It is open season on works from the past as producers seek to correct, or at least reimagine them.
The latest such project comes to our attention via ABC, which intends to re-create one episode apiece of “All in the Family” and “The Jeffersons” for airing live back-to-back in prime time with a cast of (mostly) A-list stars in the iconic roles of Archie and Edith Bunker and George and Louise Jefferson.
In general, works from the past that get re-staged for the present day tend to get refracted through a modern-day prism according to current events, circumstances and points of view.
This is done regardless of the works’ actual relevance to the present day. On the contrary, these remakes and re-stagings are almost always positioned as newly relevant, or just as relevant, as they were when they were first produced.
This is the way this project is being positioned in the trade press by ABC and the projects’ principals, who include Norman Lear, the shows’ original creator, and Jimmy Kimmel.
“They have said over and over again that these two shows were meant for the '70s and would not work today,” insists Lear, 96, in a comment prepared for this story published on the The Hollywood Reporter Web site last week.
This remark would have you believe that the subject of these shows’ appropriateness here in the present day is a topic of widespread discussion, if not hot debate -- which it isn’t.
This is especially true of “The Jeffersons,” which despite its African-American characters never struck most people as an “issue” show in the same mold as “All in the Family.” Today, however, suddenly “The Jeffersons” and “All in the Family” are perceived as having been cut from the same cloth.
Needless to say, Lear disagrees with these imaginary naysayers. He says he is “here to prove, with two great casts depicting ‘All in the Family’ and ‘The Jeffersons’ the timelessness of human nature. I cannot wait to see what these glorious performers make in our time of these indelible characters.”
This experiment in live, revival television is scheduled to air May 22 on ABC. This event will run for 90 minutes, which is also interesting since original episodes of both of these shows each somehow fit into 30-minute time slots way back when.
It is difficult to understand how or why they would now require 45 minutes each, unless ABC intends to pack them with more commercials than they would have had originally.

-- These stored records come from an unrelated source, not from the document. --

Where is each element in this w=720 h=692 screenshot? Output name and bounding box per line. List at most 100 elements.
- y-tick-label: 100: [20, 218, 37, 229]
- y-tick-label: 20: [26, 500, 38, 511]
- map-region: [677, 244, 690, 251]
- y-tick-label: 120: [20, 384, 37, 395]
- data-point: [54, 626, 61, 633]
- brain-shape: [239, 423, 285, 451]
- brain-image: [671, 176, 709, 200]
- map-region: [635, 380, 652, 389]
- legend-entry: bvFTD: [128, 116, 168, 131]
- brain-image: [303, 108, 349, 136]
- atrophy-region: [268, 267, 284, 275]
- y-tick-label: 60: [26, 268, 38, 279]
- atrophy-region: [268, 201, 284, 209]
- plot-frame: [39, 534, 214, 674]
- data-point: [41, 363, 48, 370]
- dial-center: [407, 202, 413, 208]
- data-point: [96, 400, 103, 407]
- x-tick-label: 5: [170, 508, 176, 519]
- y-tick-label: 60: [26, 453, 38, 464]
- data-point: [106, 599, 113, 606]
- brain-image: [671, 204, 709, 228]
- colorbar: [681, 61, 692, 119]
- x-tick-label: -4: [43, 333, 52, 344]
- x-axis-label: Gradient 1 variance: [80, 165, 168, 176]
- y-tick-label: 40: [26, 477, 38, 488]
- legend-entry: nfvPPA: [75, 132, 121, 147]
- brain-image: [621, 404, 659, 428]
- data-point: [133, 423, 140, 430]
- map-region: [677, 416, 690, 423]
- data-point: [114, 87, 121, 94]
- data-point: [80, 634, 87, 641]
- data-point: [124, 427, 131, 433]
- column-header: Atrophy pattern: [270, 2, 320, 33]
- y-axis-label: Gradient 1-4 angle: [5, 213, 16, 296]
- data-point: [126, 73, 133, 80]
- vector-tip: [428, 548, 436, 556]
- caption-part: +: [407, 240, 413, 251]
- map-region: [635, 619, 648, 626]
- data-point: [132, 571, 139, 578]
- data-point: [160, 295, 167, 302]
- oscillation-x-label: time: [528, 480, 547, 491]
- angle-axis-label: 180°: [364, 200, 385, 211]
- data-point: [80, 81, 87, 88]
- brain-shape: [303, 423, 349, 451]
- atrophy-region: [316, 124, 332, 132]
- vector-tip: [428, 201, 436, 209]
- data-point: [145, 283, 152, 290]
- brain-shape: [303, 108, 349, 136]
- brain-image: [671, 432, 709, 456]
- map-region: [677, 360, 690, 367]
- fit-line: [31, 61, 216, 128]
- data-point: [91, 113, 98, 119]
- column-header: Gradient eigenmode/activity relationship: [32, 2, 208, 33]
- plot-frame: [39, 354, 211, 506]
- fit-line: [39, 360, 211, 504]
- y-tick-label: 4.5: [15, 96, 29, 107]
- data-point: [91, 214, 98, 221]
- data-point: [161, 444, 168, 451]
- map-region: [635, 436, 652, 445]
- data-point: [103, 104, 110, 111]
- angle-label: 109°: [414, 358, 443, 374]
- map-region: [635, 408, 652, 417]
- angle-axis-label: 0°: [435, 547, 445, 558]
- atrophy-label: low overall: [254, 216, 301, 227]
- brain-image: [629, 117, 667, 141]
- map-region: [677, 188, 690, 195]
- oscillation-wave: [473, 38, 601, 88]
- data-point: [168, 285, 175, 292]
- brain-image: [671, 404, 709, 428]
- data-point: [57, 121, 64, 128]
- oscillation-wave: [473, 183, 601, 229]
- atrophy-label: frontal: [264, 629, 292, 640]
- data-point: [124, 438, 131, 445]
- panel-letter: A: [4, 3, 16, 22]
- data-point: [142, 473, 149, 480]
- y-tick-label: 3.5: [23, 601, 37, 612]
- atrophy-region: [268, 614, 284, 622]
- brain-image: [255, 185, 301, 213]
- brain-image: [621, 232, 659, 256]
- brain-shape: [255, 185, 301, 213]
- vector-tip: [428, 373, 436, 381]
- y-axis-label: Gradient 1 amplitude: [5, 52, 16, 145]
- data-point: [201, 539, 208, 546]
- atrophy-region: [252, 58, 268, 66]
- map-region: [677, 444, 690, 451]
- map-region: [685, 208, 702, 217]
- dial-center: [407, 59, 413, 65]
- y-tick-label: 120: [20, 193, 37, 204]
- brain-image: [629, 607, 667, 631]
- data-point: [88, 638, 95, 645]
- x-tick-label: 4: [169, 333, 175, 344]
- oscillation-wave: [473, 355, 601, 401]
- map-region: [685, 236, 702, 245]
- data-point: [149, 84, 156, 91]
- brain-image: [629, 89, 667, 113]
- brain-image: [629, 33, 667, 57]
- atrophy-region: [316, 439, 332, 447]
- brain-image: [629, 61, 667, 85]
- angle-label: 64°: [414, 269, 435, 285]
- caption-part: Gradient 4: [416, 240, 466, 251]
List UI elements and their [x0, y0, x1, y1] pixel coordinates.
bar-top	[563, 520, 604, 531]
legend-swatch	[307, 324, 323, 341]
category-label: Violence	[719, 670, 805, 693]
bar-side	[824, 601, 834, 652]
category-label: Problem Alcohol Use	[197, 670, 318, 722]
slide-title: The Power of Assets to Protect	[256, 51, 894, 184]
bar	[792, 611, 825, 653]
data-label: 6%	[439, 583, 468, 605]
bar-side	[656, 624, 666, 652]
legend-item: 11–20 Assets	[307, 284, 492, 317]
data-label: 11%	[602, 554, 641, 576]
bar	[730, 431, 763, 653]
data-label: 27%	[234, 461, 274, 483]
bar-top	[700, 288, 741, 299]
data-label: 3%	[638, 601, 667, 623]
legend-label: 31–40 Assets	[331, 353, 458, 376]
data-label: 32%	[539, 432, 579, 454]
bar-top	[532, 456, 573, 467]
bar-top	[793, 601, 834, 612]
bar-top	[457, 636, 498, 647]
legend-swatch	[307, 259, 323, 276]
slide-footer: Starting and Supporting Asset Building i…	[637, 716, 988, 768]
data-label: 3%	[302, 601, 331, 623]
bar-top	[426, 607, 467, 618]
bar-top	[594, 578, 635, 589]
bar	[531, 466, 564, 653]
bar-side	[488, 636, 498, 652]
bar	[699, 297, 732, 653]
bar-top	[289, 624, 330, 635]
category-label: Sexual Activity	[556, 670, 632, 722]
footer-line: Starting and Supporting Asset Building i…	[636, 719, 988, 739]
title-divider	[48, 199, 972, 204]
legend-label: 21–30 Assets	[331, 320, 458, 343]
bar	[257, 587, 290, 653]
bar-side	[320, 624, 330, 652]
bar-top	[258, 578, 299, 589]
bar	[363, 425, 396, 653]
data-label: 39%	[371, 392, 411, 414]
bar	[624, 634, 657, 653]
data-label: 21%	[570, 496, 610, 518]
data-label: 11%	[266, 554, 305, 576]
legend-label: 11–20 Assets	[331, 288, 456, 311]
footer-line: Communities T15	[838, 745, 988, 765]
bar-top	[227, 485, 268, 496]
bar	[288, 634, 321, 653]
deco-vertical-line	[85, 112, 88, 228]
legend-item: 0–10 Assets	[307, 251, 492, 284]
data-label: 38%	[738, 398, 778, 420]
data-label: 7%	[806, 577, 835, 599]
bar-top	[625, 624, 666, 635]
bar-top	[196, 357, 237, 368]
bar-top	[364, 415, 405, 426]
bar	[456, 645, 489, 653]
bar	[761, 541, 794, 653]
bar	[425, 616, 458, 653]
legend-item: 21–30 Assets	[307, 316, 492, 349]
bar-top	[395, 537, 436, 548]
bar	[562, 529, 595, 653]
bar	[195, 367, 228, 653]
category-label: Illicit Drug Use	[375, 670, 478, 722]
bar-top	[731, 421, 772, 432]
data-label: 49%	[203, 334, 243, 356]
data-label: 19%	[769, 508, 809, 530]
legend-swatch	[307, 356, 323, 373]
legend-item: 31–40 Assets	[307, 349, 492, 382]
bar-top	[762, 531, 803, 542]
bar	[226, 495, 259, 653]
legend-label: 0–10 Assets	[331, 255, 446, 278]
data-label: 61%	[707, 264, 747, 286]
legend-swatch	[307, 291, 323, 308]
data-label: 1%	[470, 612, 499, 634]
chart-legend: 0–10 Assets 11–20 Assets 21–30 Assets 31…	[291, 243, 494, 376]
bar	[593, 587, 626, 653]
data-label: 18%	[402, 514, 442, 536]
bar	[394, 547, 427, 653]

The specific episodes that Lear, Kimmel and their producers intend to re-create were not identified. This show will be titled “Live in Front of a Studio Audience: Norman Lear’s ‘All in the Family’ and ‘The Jeffersons’.”
So far, the casting includes Woody Harrelson and Marisa Tomei as Archie and Edith Bunker, who were played originally by Carroll O’Conner and Jean Stapleton. Their performances rank among the finest in all of television history, and it is not exactly going out on a limb to speculate that, no matter how hard Woody Harrelson and Marisa Tomei might try, their performances will amount to pale imitations.
On the “Jefferson” side of this special, Jamie Foxx is set to play George and Wanda Sykes will play Louise, better known to a generation of TV viewers as Weezy. This pairing might do marginally better in the roles made famous by Sherman Hemsley and Isabel Sanford than Harrelson and Tomei will do playing the Bunkers.
But the real question surrounding these remakes is how or if they will be altered to accommodate the many social tensions -- both real and imagined -- that provoke and animate so much overheated discussion here in the present day.
In fact, one question worth pondering is this one: If social media and its millions of self-appointed judges and juries existed in the 1970s, would “All in the Family” have been able to withstand the instant, angry criticism it no doubt would have generated? The answer is no. Of course it wouldn’t.